Quel est votre mode de production ?
On est en mode de production biologique, ce qui veut dire qu'on n'utilise pas de pesticides ni d'engrais minéraux mais des engrais organiques. On va traiter en prévention nos légumes avec des engrais organiques comme du purin ou des décoctions pour renforcer les plantes. Faire cohabiter plusieurs plantes différentes ensemble favorise leur entre-aide pour résister aux maladies. Donc on a comme résultat une ferme qui est très résiliante aux maladies, qui résiste aux ravageurs et qui permet finalement d'avoir un mode de production qui est très serein. C'est l'angle de la permaculture qu'on a pris.

Comment avez-vous débuté ce projet ? D'où vous est venue l'idée ?
J'ai eu plusieurs vies d'entrepreneur mais à chaque fois, là où j'ai déposé mes valises j'ai toujours fait un potager. Ça pouvait être dans la terre, dans des bacs ou sur une terrasse mais ça ne fonctionnait jamais. Avec beaucoup d’enthousiasme, j'allais dans les pépinières mais mes récoltes ne donnaient pas grand chose. Un peu de menthe, un peu du romarin mais l'impact que ça avait sur mon alimentation était trop restrictif. J'avais envie d'avoir un potager qui fonctionne mais n'ayant pas le temps ni la connaissance ni l’envie non plus d’aller vers une association ou un jardin partagé, je me suis dit que s'il existait des fermes comme celle-ci je serais client.

Qu'est-ce que vous diriez à un sceptique de l'agriculture urbaine?

Que je le comprends parce que c'est très varié, il y a beaucoup de fausses idées. Quand on dit qu'on va nourrir les villes en ville, c'est absurde ce n'est pas possible de nourrir le nombre des personnes d'une ville seulement avec l'agriculture urbaine. Je pense que ce n'est pas le débat.
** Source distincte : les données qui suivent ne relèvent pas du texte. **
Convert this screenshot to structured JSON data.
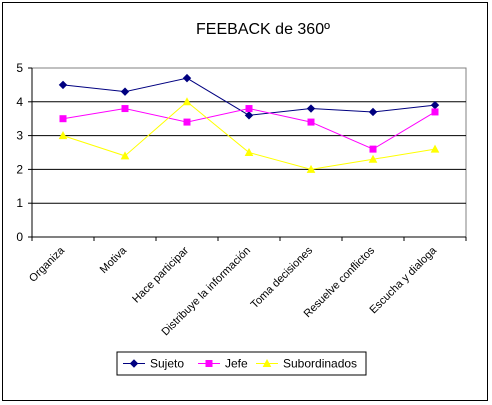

Le débat c'est de reconnecter les citoyens à la nature et d'avoir un sens social dans ce que l'on fait.

Ça c'est la vraie fonction de l’agriculture urbaine, c'est comme ça que je vois les choses.
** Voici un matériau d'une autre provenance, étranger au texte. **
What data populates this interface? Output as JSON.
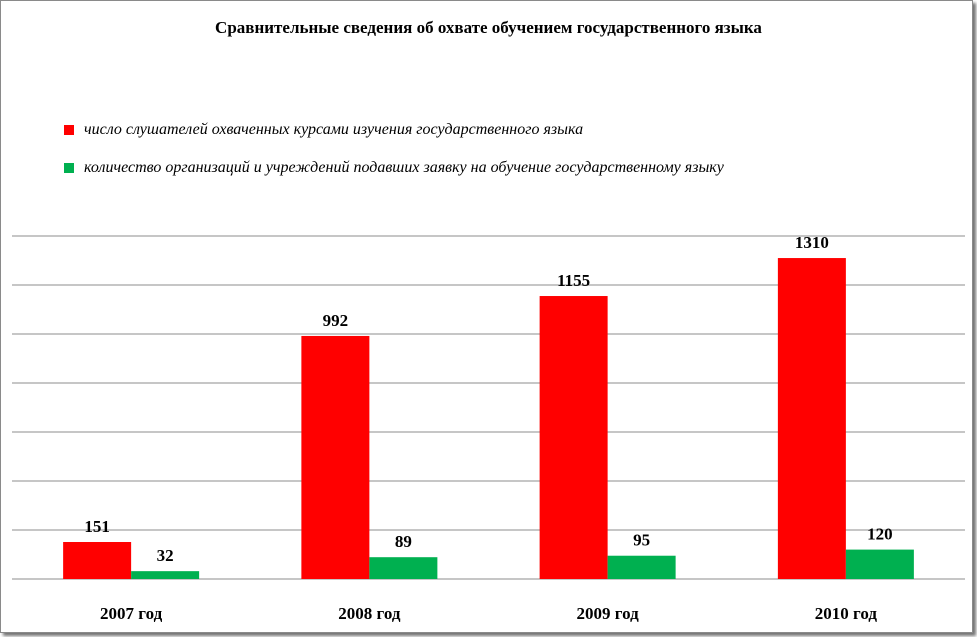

Est-ce que vous comptez lancer un autre site sur Bruxelles?
Oui dans le quartier nord. On y a fait un petit pop-up pendant l'été dernier mais j'espère surtout en installer sur plusieurs nouveaux sites. Nous sommes à la recherche de sites et on est en négociation dans plusieurs quartiers, mais c'est toujours compliqué à trouver.
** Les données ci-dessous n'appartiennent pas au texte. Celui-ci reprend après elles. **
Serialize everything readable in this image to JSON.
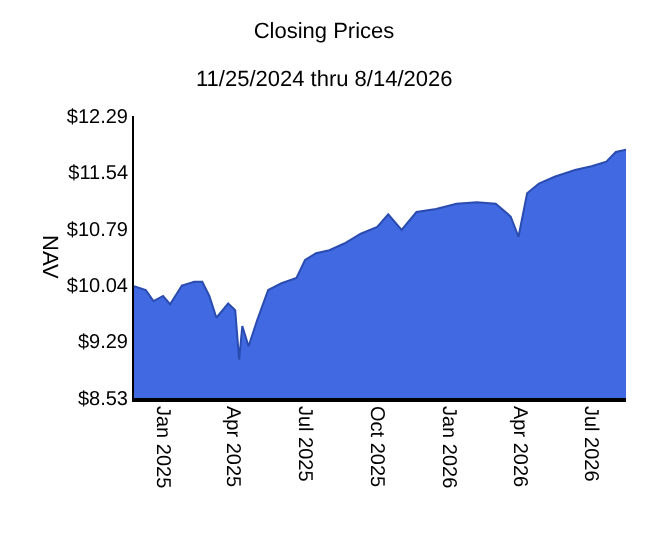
{
  "chart_data": {
    "type": "area",
    "title": "Closing Prices",
    "subtitle": "11/25/2024 thru 8/14/2026",
    "ylabel": "NAV",
    "x": [
      "2024-11-25",
      "2024-12-10",
      "2024-12-20",
      "2025-01-01",
      "2025-01-10",
      "2025-01-25",
      "2025-02-10",
      "2025-02-20",
      "2025-03-01",
      "2025-03-10",
      "2025-03-25",
      "2025-04-03",
      "2025-04-08",
      "2025-04-12",
      "2025-04-20",
      "2025-05-01",
      "2025-05-15",
      "2025-06-01",
      "2025-06-20",
      "2025-07-01",
      "2025-07-15",
      "2025-08-01",
      "2025-08-20",
      "2025-09-10",
      "2025-10-01",
      "2025-10-15",
      "2025-11-01",
      "2025-11-20",
      "2025-12-15",
      "2026-01-10",
      "2026-02-05",
      "2026-03-01",
      "2026-03-20",
      "2026-03-30",
      "2026-04-10",
      "2026-04-25",
      "2026-05-15",
      "2026-06-10",
      "2026-07-01",
      "2026-07-20",
      "2026-08-01",
      "2026-08-14"
    ],
    "series": [
      {
        "color": "#4169e1",
        "values": [
          10.02,
          9.97,
          9.82,
          9.89,
          9.78,
          10.03,
          10.08,
          10.08,
          9.89,
          9.6,
          9.79,
          9.7,
          9.04,
          9.49,
          9.22,
          9.57,
          9.97,
          10.06,
          10.13,
          10.37,
          10.46,
          10.5,
          10.59,
          10.72,
          10.81,
          10.98,
          10.77,
          11.01,
          11.05,
          11.12,
          11.14,
          11.12,
          10.95,
          10.68,
          11.26,
          11.39,
          11.48,
          11.57,
          11.62,
          11.68,
          11.81,
          11.84
        ]
      }
    ],
    "xlim": [
      "2024-11-25",
      "2026-08-14"
    ],
    "xticks": [
      {
        "value": "2025-01-01",
        "label": "Jan 2025"
      },
      {
        "value": "2025-04-01",
        "label": "Apr 2025"
      },
      {
        "value": "2025-07-01",
        "label": "Jul 2025"
      },
      {
        "value": "2025-10-01",
        "label": "Oct 2025"
      },
      {
        "value": "2026-01-01",
        "label": "Jan 2026"
      },
      {
        "value": "2026-04-01",
        "label": "Apr 2026"
      },
      {
        "value": "2026-07-01",
        "label": "Jul 2026"
      }
    ],
    "ylim": [
      8.53,
      12.29
    ],
    "yticks": [
      {
        "value": 8.53,
        "label": "$8.53"
      },
      {
        "value": 9.29,
        "label": "$9.29"
      },
      {
        "value": 10.04,
        "label": "$10.04"
      },
      {
        "value": 10.79,
        "label": "$10.79"
      },
      {
        "value": 11.54,
        "label": "$11.54"
      },
      {
        "value": 12.29,
        "label": "$12.29"
      }
    ]
  }
}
Combien produit une parcelle par semaine? Est-ce que cela suffit pour une famille de 5 personnes par exemple?
Une parcelle mesure 3 mètres carré. Pour nourrir une famille de 5 personnes avec ça il faut me donner le prix Nobel. Néanmoins, on cherche à avoir un impact sur l'alimentation des gens. Comment fait-on alors? Une famille peut prendre plusieurs parcelles, mais surtout il faut remettre les choses dans le cadre... Combien de kilos de nourriture pensez-vous que vous consommez en moyenne par an? 100 kilos c'est la moyenne européenne. De ces 100 kilos on va arriver à en faire pousser 30, donc un tiers qui va apporter un changement dans l'alimentation. On vient de sortir un livre de cuisine pour apprendre à cuisiner avec toutes les herbes et les légumes qu'on produit. L'idée est de dire que si on utilise bien nos produits, si on change notre façon de consommer, nous améliorons notre santé en mangeant moins gras, moins sucré. En plus de ça, en venant récolter une fois par semaine ses propres légumes, on se reconnecte avec la nature et ça fait du bien.


La ferme Peas&Love est ouverte du mercredi au samedi de 10h à 19h et le dimanche de 10h à 17h, au 15 avenue Ariane à Woluwe-Saint-Lambert.
Pendant l’été 2018, une ferme Pop-Up est installée sur la plate-forme du WTC 1 dans le quartier Nord à Bruxelles.